Brüssel, Straßburg (epd). Nur wenige Tage nach der Unterzeichnung steht eine schnelle Umsetzung des Mercosur-Abkommens auf der Kippe. Das EU-Parlament will das Freihandelsabkommen mit den südamerikanischen Staaten Brasilien, Argentinien, Uruguay und Paraguay vom Europäischen Gerichtshof (EuGH) prüfen lassen. Ein entsprechender Antrag wurde am Mittwoch von den Abgeordneten in Straßburg mit knapper Mehrheit angenommen. 334 Parlamentarier stimmten dafür, 324 dagegen, 11 enthielten sich.
Der Schritt dürfte das Ratifizierungsverfahren um Monate oder sogar Jahre verzögern. Denn das Parlament kann dem Abkommen erst nach Abschluss der Prüfung durch den Gerichtshof zustimmen.
Merz für vorläufige Anwendung
Bundeskanzler Friedrich Merz (CDU) äußerte sich enttäuscht über das Abstimmungsergebnis. Die Entscheidung verkenne die geopolitische Lage, erklärte Merz auf der Internetplattform X. Man sei von der Rechtmäßigkeit des Abkommens überzeugt. Das Abkommen müsse jetzt vorläufig angewandt werden, forderte der Kanzler.
Erst am Samstag hatten die EU und die Mercosur-Staaten das Abkommen in Paraguays Hauptstadt Asunción unterzeichnet. Über das Abkommen, das die größte Freihandelszone der Welt schaffen soll, wurde ein Vierteljahrhundert verhandelt. Trotz der laufenden Prüfung durch den EuGH könnte das Abkommen vorläufig angewendet werden. Die Entscheidung darüber ist nach Angaben der EU-Kommission noch offen. Der Vertrag lasse eine solche Möglichkeit grundsätzlich zu.
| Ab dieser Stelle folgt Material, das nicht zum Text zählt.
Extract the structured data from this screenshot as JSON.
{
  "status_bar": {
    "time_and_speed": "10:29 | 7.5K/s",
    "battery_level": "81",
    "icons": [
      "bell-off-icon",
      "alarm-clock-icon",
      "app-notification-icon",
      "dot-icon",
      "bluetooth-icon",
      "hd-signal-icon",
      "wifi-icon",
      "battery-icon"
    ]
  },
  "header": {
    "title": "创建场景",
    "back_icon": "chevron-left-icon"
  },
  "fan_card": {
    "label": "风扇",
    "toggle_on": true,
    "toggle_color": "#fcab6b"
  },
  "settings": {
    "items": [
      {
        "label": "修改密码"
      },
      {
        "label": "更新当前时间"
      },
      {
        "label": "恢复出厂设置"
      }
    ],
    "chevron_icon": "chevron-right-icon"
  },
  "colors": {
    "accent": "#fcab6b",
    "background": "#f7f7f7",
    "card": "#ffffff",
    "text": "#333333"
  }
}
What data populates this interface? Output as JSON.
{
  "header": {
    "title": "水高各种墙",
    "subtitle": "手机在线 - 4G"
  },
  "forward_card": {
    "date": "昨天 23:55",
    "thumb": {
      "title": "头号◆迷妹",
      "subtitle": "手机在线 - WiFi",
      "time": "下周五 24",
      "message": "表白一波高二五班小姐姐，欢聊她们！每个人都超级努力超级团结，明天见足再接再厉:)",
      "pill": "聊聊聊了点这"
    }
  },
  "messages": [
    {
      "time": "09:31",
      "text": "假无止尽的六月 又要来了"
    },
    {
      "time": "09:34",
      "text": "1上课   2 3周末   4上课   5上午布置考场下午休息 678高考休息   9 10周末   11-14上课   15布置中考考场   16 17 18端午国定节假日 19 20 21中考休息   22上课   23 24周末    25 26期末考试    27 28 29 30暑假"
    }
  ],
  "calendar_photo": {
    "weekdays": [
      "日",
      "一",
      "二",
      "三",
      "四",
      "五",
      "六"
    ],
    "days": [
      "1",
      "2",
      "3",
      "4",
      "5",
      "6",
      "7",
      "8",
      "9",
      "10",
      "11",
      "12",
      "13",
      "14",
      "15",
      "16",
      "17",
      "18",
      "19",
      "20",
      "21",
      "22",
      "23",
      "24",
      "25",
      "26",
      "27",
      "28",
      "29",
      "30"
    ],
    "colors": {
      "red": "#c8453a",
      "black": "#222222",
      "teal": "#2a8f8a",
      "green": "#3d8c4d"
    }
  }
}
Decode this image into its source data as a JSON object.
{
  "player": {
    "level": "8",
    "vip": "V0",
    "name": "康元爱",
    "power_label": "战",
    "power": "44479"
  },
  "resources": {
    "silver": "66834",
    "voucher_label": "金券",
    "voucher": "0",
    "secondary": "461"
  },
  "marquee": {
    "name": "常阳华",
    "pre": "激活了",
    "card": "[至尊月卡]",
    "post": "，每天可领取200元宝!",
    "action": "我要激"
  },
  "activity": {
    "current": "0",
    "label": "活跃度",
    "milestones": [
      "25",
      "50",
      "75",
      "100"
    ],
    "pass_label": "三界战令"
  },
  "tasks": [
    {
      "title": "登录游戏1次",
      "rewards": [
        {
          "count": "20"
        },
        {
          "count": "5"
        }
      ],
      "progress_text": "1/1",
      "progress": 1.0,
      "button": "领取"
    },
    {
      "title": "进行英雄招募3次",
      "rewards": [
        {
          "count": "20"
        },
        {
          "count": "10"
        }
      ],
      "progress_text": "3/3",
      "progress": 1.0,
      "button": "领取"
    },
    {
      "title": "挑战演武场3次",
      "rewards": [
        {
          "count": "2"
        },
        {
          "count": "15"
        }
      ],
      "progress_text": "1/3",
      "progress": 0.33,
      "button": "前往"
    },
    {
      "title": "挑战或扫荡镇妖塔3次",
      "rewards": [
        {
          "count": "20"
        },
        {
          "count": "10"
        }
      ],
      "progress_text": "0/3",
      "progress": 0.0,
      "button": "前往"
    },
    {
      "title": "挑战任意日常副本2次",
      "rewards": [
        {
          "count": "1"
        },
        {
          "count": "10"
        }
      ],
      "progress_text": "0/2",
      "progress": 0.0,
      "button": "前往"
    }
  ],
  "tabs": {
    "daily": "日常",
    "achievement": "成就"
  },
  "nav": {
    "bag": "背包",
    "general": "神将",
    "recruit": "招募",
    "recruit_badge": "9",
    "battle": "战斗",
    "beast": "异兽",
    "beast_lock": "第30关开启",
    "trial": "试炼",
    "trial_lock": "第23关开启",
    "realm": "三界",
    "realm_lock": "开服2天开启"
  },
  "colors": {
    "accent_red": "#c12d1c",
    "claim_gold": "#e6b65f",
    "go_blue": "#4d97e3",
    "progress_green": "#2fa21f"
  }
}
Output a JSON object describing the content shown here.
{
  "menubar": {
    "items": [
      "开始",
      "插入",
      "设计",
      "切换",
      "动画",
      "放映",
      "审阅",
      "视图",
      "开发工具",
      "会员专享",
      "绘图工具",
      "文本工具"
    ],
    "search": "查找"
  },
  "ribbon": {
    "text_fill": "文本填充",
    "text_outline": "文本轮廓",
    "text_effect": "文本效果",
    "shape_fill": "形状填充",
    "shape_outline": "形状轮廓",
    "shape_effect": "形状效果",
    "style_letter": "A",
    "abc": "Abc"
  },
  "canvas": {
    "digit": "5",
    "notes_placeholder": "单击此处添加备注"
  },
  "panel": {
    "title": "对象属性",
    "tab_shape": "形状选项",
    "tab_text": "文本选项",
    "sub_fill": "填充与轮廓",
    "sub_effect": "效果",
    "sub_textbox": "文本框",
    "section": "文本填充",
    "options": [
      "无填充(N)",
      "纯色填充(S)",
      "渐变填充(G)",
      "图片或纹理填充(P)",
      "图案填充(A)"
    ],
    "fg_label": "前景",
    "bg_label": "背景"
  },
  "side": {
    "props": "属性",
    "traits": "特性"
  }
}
Abgeordneter sieht „verheerendes Signal“
Kritik kam nach der Abstimmung vom Europaabgeordneten Niclas Herbst (CDU). Die Überweisung des fertigen Mercosur-Abkommens an den Gerichtshof diene allein der Verzögerung, erklärte Herbst. „Für unsere Partner in der Welt ist dieses Votum ein verheerendes Signal.“
Udo Bullmann, entwicklungspolitischer Sprecher der sozialdemokratischen Fraktion und Mitglied im Handelsausschuss des Europäischen Parlaments, bezeichnete die Verzögerung in der aktuell angespannten geopolitischen Lage als unverantwortlich.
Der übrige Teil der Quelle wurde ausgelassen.